How do I identify it? This is very tricky. Phishing emails and websites have become very sophisticated - often looking very similar to legitimate Web sites.

Be sure to monitor the actual web address that you are accessing. The link you are urged to click may have all or part of the real company's name in it.

The main thing phishing email messages have in common is that they ask for personal data or direct you to web sites or phone numbers to call where they ask you to provide personal data - such as your username and password - that the legitimate organization already has.

Here are a few phrases to look for if you think an email is a phishing scam:
"Verify your account." Businesses should not ask you via email to send passwords, log in names, Social Security numbers or other personal information.
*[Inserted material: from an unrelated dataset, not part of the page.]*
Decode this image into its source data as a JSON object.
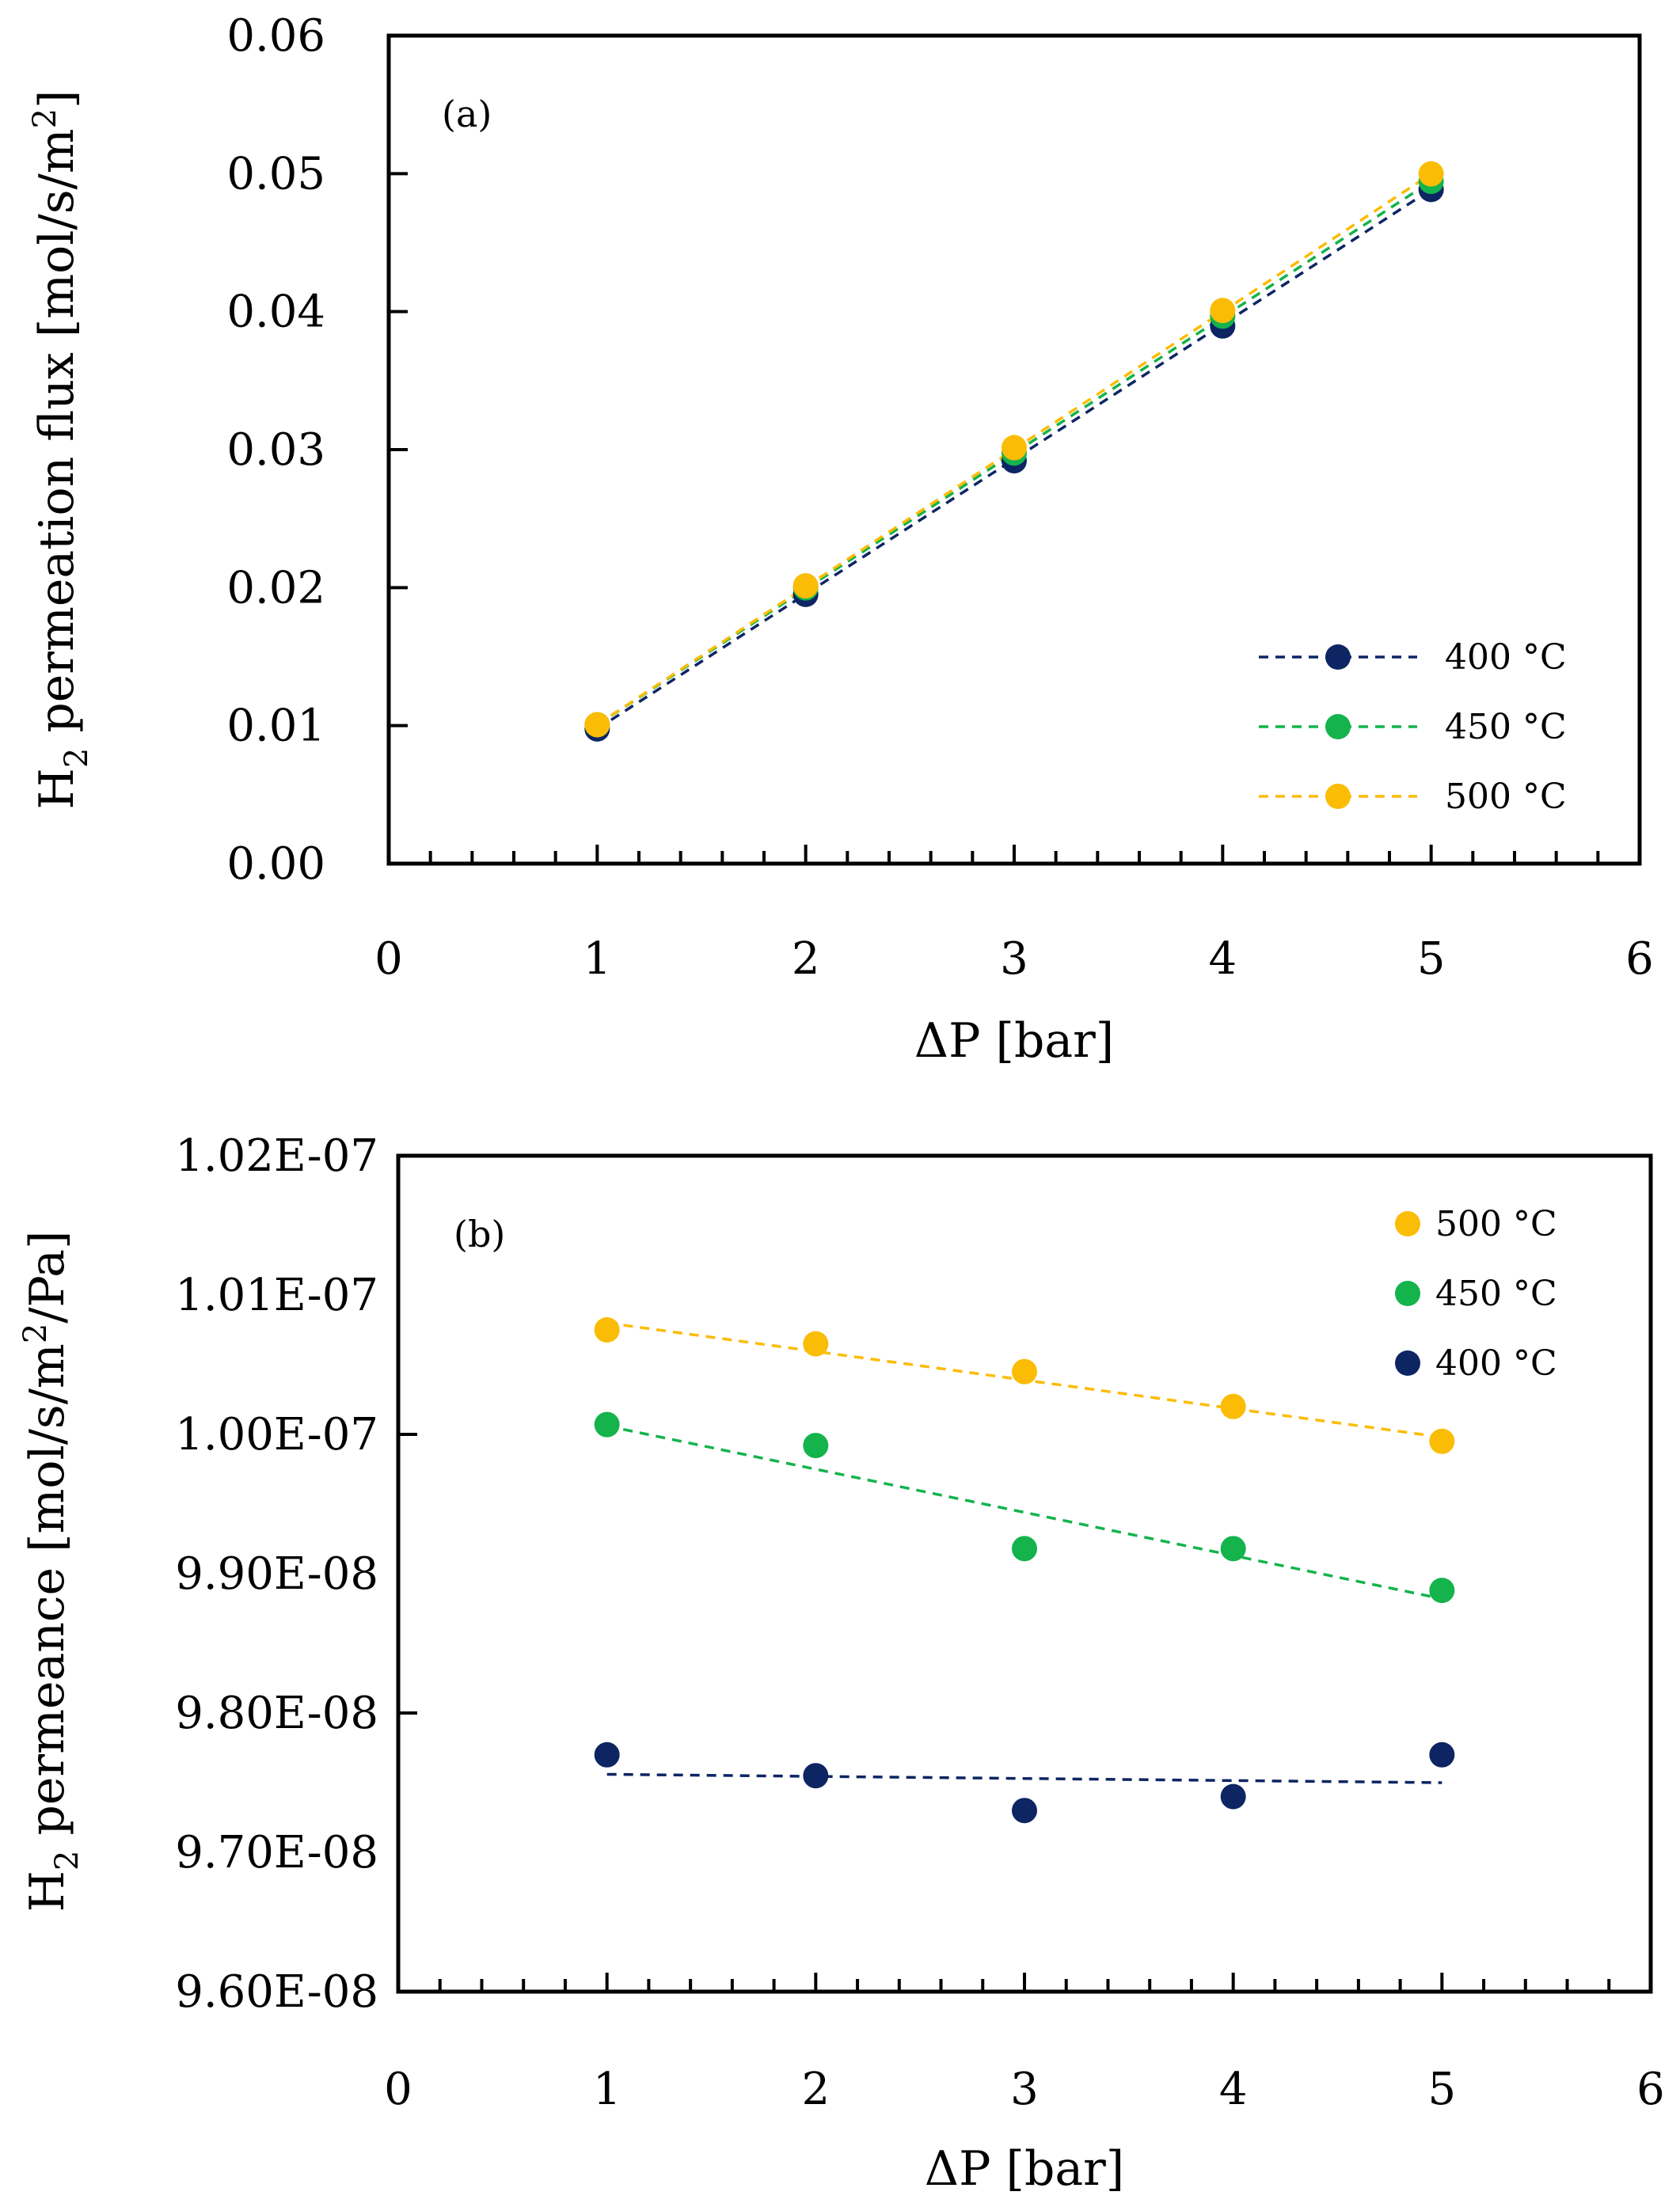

"If you don't respond, your account will be closed." These messages convey a sense of urgency so that you'll respond immediately without thinking. Phishing e-mail might even claim that your response is required because your account might have been compromised.

"Click the link below to gain access to your account." HTML-formatted messages can contain links or forms that you can fill out just as you'd fill out a form on a Web site. The links that you are urged to click may contain all or part of a real company's name and are usually "masked," meaning that the link you see does not take you to that address but somewhere different, usually a phony Web site.